Profil : Doctinaute d’argent Posté le 21-06-2006 à 21:41:57
Elle détourna doucement ses yeux de mon regard, elle s’en voulais… Une mélancolie douce bordait ce regard plongé dans le néant.
- “Tu t’appretes à tromper ton mari, c’est ca ?” ai-je demandé.
- “Tromper n’est qu’une piètre consolation envers quelqu’un qui vous t’as détruit l’âme… Ca fait déjà longtemps que j’aurais du le faire, j’ai juste un peu peur… de sa réaction… et de la mienne après ce soir…”
Je lui souri et de ma voix douce et chaude je dit :
- “Soit rassurée, ton mari ne pourra plus rien contre toi. Ni ce soir par cette pleine lune, ni dans les jours qui suivrons. Il va ce soir disparaitre totalement de ta vie. Viens avec moi et allons prendre un verre veux-tu ? Fais moi confiance, tu ne crains plus rien, tu t’ouvres au plaisir et ce soir, par cette sainte lune, tu deviens ton propre maitre…”

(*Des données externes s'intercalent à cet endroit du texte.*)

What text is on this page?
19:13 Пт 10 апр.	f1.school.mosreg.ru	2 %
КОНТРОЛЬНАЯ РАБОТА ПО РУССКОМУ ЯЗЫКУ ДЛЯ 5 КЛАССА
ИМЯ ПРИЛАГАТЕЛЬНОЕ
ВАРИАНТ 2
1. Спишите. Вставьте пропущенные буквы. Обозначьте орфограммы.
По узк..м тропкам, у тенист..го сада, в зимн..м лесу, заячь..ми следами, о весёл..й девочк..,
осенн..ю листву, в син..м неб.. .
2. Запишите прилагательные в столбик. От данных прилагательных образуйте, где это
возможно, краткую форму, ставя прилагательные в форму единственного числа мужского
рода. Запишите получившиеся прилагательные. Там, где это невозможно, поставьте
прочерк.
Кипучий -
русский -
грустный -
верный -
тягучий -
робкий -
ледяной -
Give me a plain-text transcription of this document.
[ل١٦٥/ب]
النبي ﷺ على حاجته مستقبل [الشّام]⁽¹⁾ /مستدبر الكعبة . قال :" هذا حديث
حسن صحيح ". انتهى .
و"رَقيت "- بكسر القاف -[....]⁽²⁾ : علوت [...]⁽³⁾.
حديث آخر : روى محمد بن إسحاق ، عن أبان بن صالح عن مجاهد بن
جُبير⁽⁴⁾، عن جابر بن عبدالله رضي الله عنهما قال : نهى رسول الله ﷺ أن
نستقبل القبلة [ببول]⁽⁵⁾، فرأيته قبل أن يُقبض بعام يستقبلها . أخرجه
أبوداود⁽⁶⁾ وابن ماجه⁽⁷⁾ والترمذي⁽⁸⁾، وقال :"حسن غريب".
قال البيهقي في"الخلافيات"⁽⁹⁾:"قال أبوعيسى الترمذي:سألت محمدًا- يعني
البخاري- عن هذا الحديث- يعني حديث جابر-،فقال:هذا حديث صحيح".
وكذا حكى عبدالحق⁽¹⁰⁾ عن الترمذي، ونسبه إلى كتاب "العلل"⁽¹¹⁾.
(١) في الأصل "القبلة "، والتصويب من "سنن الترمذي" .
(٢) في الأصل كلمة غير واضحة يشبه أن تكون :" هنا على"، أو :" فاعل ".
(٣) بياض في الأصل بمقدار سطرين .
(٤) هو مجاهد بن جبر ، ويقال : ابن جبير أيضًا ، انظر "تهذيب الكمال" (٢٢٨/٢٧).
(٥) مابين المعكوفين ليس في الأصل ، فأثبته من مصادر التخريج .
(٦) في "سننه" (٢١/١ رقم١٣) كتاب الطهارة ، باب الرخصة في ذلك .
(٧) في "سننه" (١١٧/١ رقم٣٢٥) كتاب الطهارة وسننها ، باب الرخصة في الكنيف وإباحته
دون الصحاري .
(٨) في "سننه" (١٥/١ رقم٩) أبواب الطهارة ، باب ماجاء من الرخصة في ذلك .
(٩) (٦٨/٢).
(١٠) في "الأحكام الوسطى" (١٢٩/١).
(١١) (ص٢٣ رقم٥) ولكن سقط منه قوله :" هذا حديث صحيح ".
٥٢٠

C’est alors que ses pupilles se dillatèrent et transportèrent sur moi autant d’interrogation que d’admiration. Ma prestance et ma délicatesse obligeaient son inconscient à me suivre dans les profondeurs du désir.
Nous déscendions la petite coline où le château était juché en prenant soin d’éviter les chemins tous fait, prévus à cet effet. Au bout de quelques mètres, elle retira ses chaussures à talons et se mit a poser ses pieds nus délicatement sur les brins d’herbes comme pour se caresser et ressentir tous les plaisir d’un délicieux massage executé de concert par des centaines de doigts soyeux. Cette sensation profonde de bien être lui provoca un sourire inatendu venu du plus profond de
ses entrailles. Elle leva même la tête au ciel pour regarder les étoiles comme pour compléter la sensation
visuelle et kinéstésique de ses sens en eveil.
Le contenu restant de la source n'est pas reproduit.